Weischer, then, is deliberately undermining the representational aims of his figurative picture in order to bring our attention to its surface, to the fact of its being a painting. Looking across Fernsehturm, there are deliberate textural inclusions and figurative occlusions. While some areas are left almost blank, others boldly display the traces of their own construction. In the Ruscha-like window, the landscape appears to bleed beyond its frame; meanwhile, the bust placed before the chicken-hutch-like television at the bottom of the stack is a disappearance, a near-void that nonetheless casts a shadow. Throughout the composition, Weischer has allowed his own painterly techniques to be showcased and highlighted, helping to chart the organic process through which he assembles these fictive spaces.
Throughout the web of references in Fernsehturm, one recurring theme is Germany itself. The Cézanne that Weischer has 'sampled' is in Berlin, Paik was a teacher in Dusseldorf, Sigmar Polke featured flamingos in his pictures. Even the dandyish female figure featured in the flyer-like piece of paper at the summit of the stack of televisions recalls the untitled 1981 picture of Martin Kippenberger wearing a cowboy hat and fur-trimmed coat from his series Lieber Maler, male mir.

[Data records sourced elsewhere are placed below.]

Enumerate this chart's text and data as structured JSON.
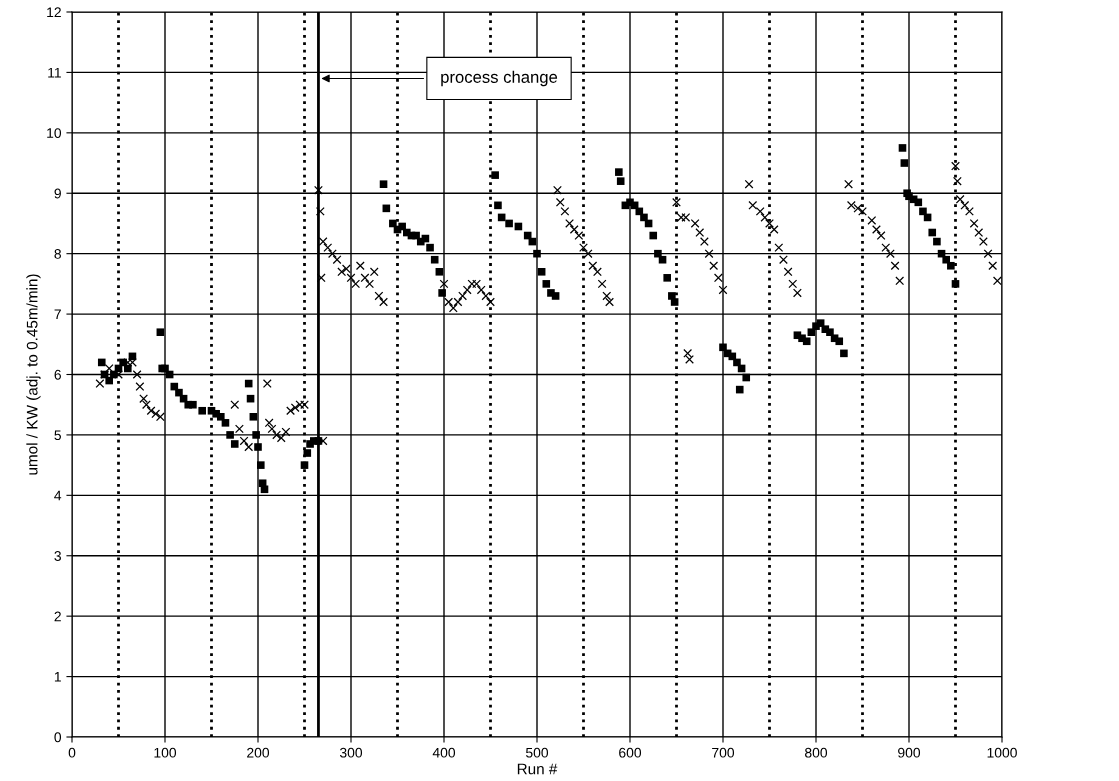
{
  "chart_data": {
    "type": "scatter",
    "xlabel": "Run #",
    "ylabel": "umol / KW (adj. to 0.45m/min)",
    "xlim": [
      0,
      1000
    ],
    "xticks": [
      0,
      100,
      200,
      300,
      400,
      500,
      600,
      700,
      800,
      900,
      1000
    ],
    "ylim": [
      0,
      12
    ],
    "yticks": [
      0,
      1,
      2,
      3,
      4,
      5,
      6,
      7,
      8,
      9,
      10,
      11,
      12
    ],
    "grid": true,
    "legend": false,
    "series": [
      {
        "color": "#000000",
        "marker": "square",
        "x": [
          32,
          35,
          40,
          45,
          50,
          55,
          60,
          65,
          95,
          97,
          100,
          105,
          110,
          115,
          120,
          125,
          130,
          140,
          150,
          155,
          160,
          165,
          170,
          175,
          190,
          192,
          195,
          198,
          200,
          203,
          205,
          207,
          250,
          253,
          256,
          260,
          265,
          335,
          338,
          345,
          350,
          355,
          360,
          365,
          370,
          375,
          380,
          385,
          390,
          395,
          398,
          455,
          458,
          462,
          470,
          480,
          490,
          495,
          500,
          505,
          510,
          515,
          520,
          588,
          590,
          595,
          600,
          605,
          610,
          615,
          620,
          625,
          630,
          635,
          640,
          645,
          648,
          700,
          705,
          710,
          715,
          718,
          720,
          725,
          780,
          785,
          790,
          795,
          800,
          805,
          810,
          815,
          820,
          825,
          830,
          893,
          895,
          898,
          900,
          905,
          910,
          915,
          920,
          925,
          930,
          935,
          940,
          945,
          950
        ],
        "values": [
          6.2,
          6.0,
          5.9,
          6.0,
          6.1,
          6.2,
          6.1,
          6.3,
          6.7,
          6.1,
          6.1,
          6.0,
          5.8,
          5.7,
          5.6,
          5.5,
          5.5,
          5.4,
          5.4,
          5.35,
          5.3,
          5.2,
          5.0,
          4.85,
          5.85,
          5.6,
          5.3,
          5.0,
          4.8,
          4.5,
          4.2,
          4.1,
          4.5,
          4.7,
          4.85,
          4.9,
          4.9,
          9.15,
          8.75,
          8.5,
          8.4,
          8.45,
          8.35,
          8.3,
          8.3,
          8.2,
          8.25,
          8.1,
          7.9,
          7.7,
          7.35,
          9.3,
          8.8,
          8.6,
          8.5,
          8.45,
          8.3,
          8.2,
          8.0,
          7.7,
          7.5,
          7.35,
          7.3,
          9.35,
          9.2,
          8.8,
          8.85,
          8.8,
          8.7,
          8.6,
          8.5,
          8.3,
          8.0,
          7.9,
          7.6,
          7.3,
          7.2,
          6.45,
          6.35,
          6.3,
          6.2,
          5.75,
          6.1,
          5.95,
          6.65,
          6.6,
          6.55,
          6.7,
          6.8,
          6.85,
          6.75,
          6.7,
          6.6,
          6.55,
          6.35,
          9.75,
          9.5,
          9.0,
          8.95,
          8.9,
          8.85,
          8.7,
          8.6,
          8.35,
          8.2,
          8.0,
          7.9,
          7.8,
          7.5
        ]
      },
      {
        "color": "#000000",
        "marker": "cross",
        "x": [
          30,
          35,
          40,
          50,
          60,
          65,
          70,
          73,
          77,
          80,
          85,
          90,
          95,
          175,
          180,
          185,
          190,
          210,
          212,
          215,
          220,
          225,
          230,
          235,
          240,
          245,
          250,
          270,
          265,
          267,
          268,
          270,
          275,
          280,
          285,
          290,
          295,
          300,
          305,
          310,
          315,
          320,
          325,
          330,
          335,
          400,
          405,
          410,
          415,
          420,
          425,
          430,
          435,
          440,
          445,
          450,
          522,
          525,
          530,
          535,
          540,
          545,
          550,
          555,
          560,
          565,
          570,
          575,
          578,
          650,
          655,
          660,
          662,
          664,
          670,
          675,
          680,
          685,
          690,
          695,
          700,
          728,
          732,
          740,
          745,
          750,
          755,
          760,
          765,
          770,
          775,
          780,
          835,
          838,
          845,
          850,
          860,
          865,
          870,
          875,
          880,
          885,
          890,
          950,
          952,
          955,
          960,
          965,
          970,
          975,
          980,
          985,
          990,
          995
        ],
        "values": [
          5.85,
          6.0,
          6.1,
          6.0,
          6.2,
          6.2,
          6.0,
          5.8,
          5.6,
          5.5,
          5.4,
          5.35,
          5.3,
          5.5,
          5.1,
          4.9,
          4.8,
          5.85,
          5.2,
          5.1,
          5.0,
          4.95,
          5.05,
          5.4,
          5.45,
          5.5,
          5.5,
          4.9,
          9.05,
          8.7,
          7.6,
          8.2,
          8.1,
          8.0,
          7.9,
          7.7,
          7.75,
          7.6,
          7.5,
          7.8,
          7.6,
          7.5,
          7.7,
          7.3,
          7.2,
          7.5,
          7.2,
          7.1,
          7.2,
          7.3,
          7.4,
          7.5,
          7.5,
          7.4,
          7.3,
          7.2,
          9.05,
          8.85,
          8.7,
          8.5,
          8.4,
          8.3,
          8.1,
          8.0,
          7.8,
          7.7,
          7.5,
          7.3,
          7.2,
          8.85,
          8.6,
          8.6,
          6.35,
          6.25,
          8.5,
          8.35,
          8.2,
          8.0,
          7.8,
          7.6,
          7.4,
          9.15,
          8.8,
          8.7,
          8.6,
          8.5,
          8.4,
          8.1,
          7.9,
          7.7,
          7.5,
          7.35,
          9.15,
          8.8,
          8.75,
          8.7,
          8.55,
          8.4,
          8.3,
          8.1,
          8.0,
          7.8,
          7.55,
          9.45,
          9.2,
          8.9,
          8.8,
          8.7,
          8.5,
          8.35,
          8.2,
          8.0,
          7.8,
          7.55
        ]
      }
    ],
    "ref_lines": [
      {
        "axis": "x",
        "value": 50,
        "line_style": "dotted",
        "color": "#000000"
      },
      {
        "axis": "x",
        "value": 150,
        "line_style": "dotted",
        "color": "#000000"
      },
      {
        "axis": "x",
        "value": 250,
        "line_style": "dotted",
        "color": "#000000"
      },
      {
        "axis": "x",
        "value": 350,
        "line_style": "dotted",
        "color": "#000000"
      },
      {
        "axis": "x",
        "value": 450,
        "line_style": "dotted",
        "color": "#000000"
      },
      {
        "axis": "x",
        "value": 550,
        "line_style": "dotted",
        "color": "#000000"
      },
      {
        "axis": "x",
        "value": 650,
        "line_style": "dotted",
        "color": "#000000"
      },
      {
        "axis": "x",
        "value": 750,
        "line_style": "dotted",
        "color": "#000000"
      },
      {
        "axis": "x",
        "value": 850,
        "line_style": "dotted",
        "color": "#000000"
      },
      {
        "axis": "x",
        "value": 950,
        "line_style": "dotted",
        "color": "#000000"
      },
      {
        "axis": "x",
        "value": 265,
        "line_style": "solid",
        "color": "#000000",
        "label": "process change"
      }
    ]
  }
}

This would appear to be no coincidence: 'Kippy' was one of the greatest iconoclasts of post-war Germany, a painter who nonetheless sometimes commissioned other artists to paint for him, or to paint him. Authorship and identity are challenged in his works, and by extension in Weischer's too.
At the centre of Fernsehturm - and in its title - is the most direct of the references to Germany: the picture's name recalls the 'Television Tower' in Berlin, raised in the days of the Cold War as an icon of modernity in the German Democratic Republic, or East Germany. The stack of decrepit, screenless televisions in Fernsehturm is a functionless spectral counterpart to the broadcasting building in what was East Berlin. In this way, Weischer has elegantly introduced another dimension to his dialogue with new media in the modern era, presenting it as a hollow Tower of Babel in the form of these reclaimed television sets, while also making reference to the Reununification of Germany. The New Leipzig School is itself a product of the end of the Cold War: Rauch was raised in the socialist republic and was influenced by the influx of imagery and avant garde art that came with the fall of the Wall. And it was from the West to Leipzig that Weischer himself went as an art student. In this way, Fernsehturm is a totem for the New Leipzig School, illustrating the environment from which it sprung, and is also a vindication of the continued validity of painting.